One exciting addition to Intersections 2017 is the inclusion of the culinary arts; several different restaurants, chefs and caterers will come in throughout the festival and take part in a café takeover.
“They will be serving their food in the lobby and hopefully providing a new and different and exciting experience for this coming year,” Yeuell says. “Culinary arts is a very strong art form and it’s growing here in the District, and it’s great to be able to represent some of these great food artists as well.”
Riding on the success of last year’s debut program, the Festival is also sponsoring one event outside the four walls of the Atlas. This year it is producing a staged reading of plays from the Every 28 Hours Play series, which is about the notion that every 28 hours a black person is subject to violence from police.
“The Oregon Play Festival started this whole initiative where playwrights were asked to submit one-minute plays dealing with this basic scene and over the course of the last several years, there are a collection of 90 that have been written,” Yeuell says. “This past fall, we participated in a national initiative where these plays are being read around the country and we had our teens and young adults from the Atlas read a selection of these plays and it was such a powerful performance.”
Theater fans have plenty to get excited about. Considered part of the “Story” segments of the festival, more than a dozen performances are on tap throughout the nine days.
Things kick off with Spitball Theatre’s staging of Normal/Magic on Feb. 24 and 25, two 30-minute plays—Normal Sea and Magic for Beginners—exploring the lives of young queer women, which are disrupted when some peculiar animals suddenly appear where they do not belong.
“That first night, we also have Objects of Hope: The America Project, and although it’s being presented by Contradiction Dance, it truly is more of a story in so many ways,” Yeuell says. “It focuses on so many key issues in American society—homelessness, patriotism, racism, gun violence…it’s a really interesting production.”
Feb. 25 finds In Search Of My Father…Walkin’ Talkin’ Bill Hawkins, a one man show by W. Allen Taylor exploring one man’s life-long spiritual journey to find his absent father, the first black radio disc jockey in Cleveland, Ohio.
Earlier in the day, the New Millennium Howard Players Theatre presents For the Love of Oscar, a comedic treatment of blooming love in the wake of the loss of a beloved spouse.
On March 4, the ANKH Repertory Theatre is doing the play, A Change Gon’ Come, a visionary stage production based on the life of Harriet Tubman.
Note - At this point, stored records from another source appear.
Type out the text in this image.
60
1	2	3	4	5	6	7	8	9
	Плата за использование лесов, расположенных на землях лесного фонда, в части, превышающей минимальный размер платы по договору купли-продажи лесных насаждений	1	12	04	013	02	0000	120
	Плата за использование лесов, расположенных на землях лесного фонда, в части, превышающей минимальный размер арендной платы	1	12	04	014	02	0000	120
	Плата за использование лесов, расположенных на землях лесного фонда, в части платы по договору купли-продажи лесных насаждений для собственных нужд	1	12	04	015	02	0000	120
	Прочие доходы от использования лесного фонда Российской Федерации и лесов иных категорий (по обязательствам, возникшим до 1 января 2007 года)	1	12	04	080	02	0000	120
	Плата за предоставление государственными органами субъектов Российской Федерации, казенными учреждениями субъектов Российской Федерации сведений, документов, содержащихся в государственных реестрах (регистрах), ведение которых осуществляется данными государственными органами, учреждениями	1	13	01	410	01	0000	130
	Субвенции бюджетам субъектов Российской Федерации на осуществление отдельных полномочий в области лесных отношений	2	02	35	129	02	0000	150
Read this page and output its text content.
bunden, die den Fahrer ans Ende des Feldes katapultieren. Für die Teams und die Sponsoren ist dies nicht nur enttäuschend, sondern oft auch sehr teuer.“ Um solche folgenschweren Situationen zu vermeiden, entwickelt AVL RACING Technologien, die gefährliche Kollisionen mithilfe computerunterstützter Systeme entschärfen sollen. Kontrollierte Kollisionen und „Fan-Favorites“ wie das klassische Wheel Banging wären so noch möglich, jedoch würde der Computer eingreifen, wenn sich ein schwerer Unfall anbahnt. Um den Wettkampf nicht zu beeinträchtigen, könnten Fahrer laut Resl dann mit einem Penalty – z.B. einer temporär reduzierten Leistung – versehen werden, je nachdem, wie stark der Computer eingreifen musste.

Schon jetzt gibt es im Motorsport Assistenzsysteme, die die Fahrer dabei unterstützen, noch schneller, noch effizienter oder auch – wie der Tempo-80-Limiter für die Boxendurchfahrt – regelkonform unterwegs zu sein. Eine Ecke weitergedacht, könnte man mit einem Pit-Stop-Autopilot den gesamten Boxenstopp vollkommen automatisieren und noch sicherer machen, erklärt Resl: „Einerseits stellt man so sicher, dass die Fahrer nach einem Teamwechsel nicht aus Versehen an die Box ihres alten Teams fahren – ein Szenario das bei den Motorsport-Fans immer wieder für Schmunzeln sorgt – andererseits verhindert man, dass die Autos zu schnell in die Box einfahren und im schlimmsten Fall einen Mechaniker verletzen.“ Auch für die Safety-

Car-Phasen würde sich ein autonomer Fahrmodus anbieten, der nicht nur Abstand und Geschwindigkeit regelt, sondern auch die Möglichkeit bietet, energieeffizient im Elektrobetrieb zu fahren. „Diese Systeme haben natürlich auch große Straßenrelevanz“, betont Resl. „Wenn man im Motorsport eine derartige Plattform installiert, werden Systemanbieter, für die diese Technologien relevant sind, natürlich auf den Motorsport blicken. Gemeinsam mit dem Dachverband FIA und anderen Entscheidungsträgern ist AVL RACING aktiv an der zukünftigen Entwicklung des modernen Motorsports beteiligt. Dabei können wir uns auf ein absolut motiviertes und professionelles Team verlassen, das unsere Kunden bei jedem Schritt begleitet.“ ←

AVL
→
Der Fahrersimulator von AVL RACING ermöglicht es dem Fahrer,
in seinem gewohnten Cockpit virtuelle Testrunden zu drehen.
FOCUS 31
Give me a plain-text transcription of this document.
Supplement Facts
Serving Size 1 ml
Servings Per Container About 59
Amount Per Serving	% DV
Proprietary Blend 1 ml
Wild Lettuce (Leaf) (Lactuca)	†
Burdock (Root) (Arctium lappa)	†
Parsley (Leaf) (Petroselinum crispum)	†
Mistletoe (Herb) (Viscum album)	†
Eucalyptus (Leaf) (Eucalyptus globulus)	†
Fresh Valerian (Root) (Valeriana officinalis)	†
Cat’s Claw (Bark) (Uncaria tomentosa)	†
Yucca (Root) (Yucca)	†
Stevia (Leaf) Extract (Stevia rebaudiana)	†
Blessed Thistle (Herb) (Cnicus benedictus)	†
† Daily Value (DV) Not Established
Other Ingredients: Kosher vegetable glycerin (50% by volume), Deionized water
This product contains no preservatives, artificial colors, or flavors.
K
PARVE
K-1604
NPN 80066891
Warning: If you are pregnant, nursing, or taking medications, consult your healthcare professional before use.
“It’s about jumping back to the circumstances and choices of Harriet Tubman and other slaves and what they’ve dealt with in their escape for freedom,” Yeuell says. “It’s a production that harkens back to another era and our campaign and struggle for Civil Rights in the slavery movement, and I think that will be a powerful show.”
New York comedian Carla Johnston presents A Titch Pale on both March 4 and 5, a darkly comic look at finding self through a fractured life. The one-woman show stars Jewel Orem.
Even Shakespeare gets in the Intersections mix with a staged reading of Robert Brustein’s tribute to the Bard, The Last Will.
“The festival certainly tries to represent great offerings of theater, dance, music and story movement and sound, and certainly there’s something for the family set.
“A key play would be Callaloo, a children’s play which celebrates the folklore of the Legend of The Golden Coqui, being performed by Sepia Works,” Yeuell says. “There’s puppetry involved, and it’s light and fun.”
Another child-friendly performance is Clown Cabaret’s performance of The Heist. The silent theatrical show is about clown gangsters who conspire to rob a piggy bank, and Yeull says it will be enjoyed by people of all ages.
“Also, the last Sunday of the festival, March 5, we’ll have our youth summit and hosted youth groups which will perform.” In a show titled City at Peace, under the direction of Sandra Holloway, a diverse group of youngsters will probe and reveal their experiences with racism, sexism, conflict, classism, and other systems of oppression that impact their lives.